Uma criança norte-americana de 9 anos, acusada de causar um incêndio numa habitação que matou cinco pessoas no Illinois (EUA) vai responder em tribunal por cinco homicídios em primeiro grau.

O menor também vai ser julgado por duas acusações de incêndio criminoso e outra de incêndio criminoso agravado, informou o (Peoria) Journal Star esta terça-feira.

No incêndio que aconteceu a 6 de abril morreram uma criança de 1 ano, duas de 2 anos, um homem de 34 anos e uma mulher de 69 anos no Timberline Mobile Home Park, perto da vila de Goodfield, a cerca de 240 quilómetros a sudoeste de Chicago.

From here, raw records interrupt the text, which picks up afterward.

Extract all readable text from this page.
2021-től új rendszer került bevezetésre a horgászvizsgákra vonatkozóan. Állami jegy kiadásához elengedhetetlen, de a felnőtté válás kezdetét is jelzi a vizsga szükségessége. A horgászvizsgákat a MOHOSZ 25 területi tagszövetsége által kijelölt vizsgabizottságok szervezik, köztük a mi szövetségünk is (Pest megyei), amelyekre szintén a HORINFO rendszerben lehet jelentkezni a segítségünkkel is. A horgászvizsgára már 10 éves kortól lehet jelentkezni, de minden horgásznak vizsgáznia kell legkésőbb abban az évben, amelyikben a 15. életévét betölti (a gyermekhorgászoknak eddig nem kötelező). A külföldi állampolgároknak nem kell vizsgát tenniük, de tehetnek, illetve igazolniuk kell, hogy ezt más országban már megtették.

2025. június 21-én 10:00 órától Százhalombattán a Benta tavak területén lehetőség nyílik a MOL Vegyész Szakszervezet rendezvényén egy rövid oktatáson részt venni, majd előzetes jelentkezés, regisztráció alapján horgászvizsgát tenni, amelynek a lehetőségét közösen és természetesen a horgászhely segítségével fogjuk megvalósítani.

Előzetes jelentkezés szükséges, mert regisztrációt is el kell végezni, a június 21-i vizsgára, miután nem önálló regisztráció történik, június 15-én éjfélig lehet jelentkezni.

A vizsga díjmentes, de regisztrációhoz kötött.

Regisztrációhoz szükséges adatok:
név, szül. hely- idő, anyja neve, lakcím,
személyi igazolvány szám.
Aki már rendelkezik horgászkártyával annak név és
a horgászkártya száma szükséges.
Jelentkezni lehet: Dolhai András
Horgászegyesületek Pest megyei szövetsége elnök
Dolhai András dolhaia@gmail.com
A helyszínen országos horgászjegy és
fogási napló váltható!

O advogado que representa o Estado no condado de Woodford, Greg Minger, não revelou detalhes sobre o suspeito, incluindo um possível relacionamento com as vítimas.

Nenhuma criança tão jovem foi acusada de assassínio em massa desde pelo menos 2006, segundo a base de dados dedicado a este tipo de homicídios da AP-USATODAY-Northeastern University.

A base de dados reúne informação sobre todos os homicídios nos EUA desde então, nos quais quatro ou mais pessoas foram mortas (sem incluir o agressor) por um curto período de tempo (24 horas), independentemente da arma, localização, relacionamento vítima ou agressor.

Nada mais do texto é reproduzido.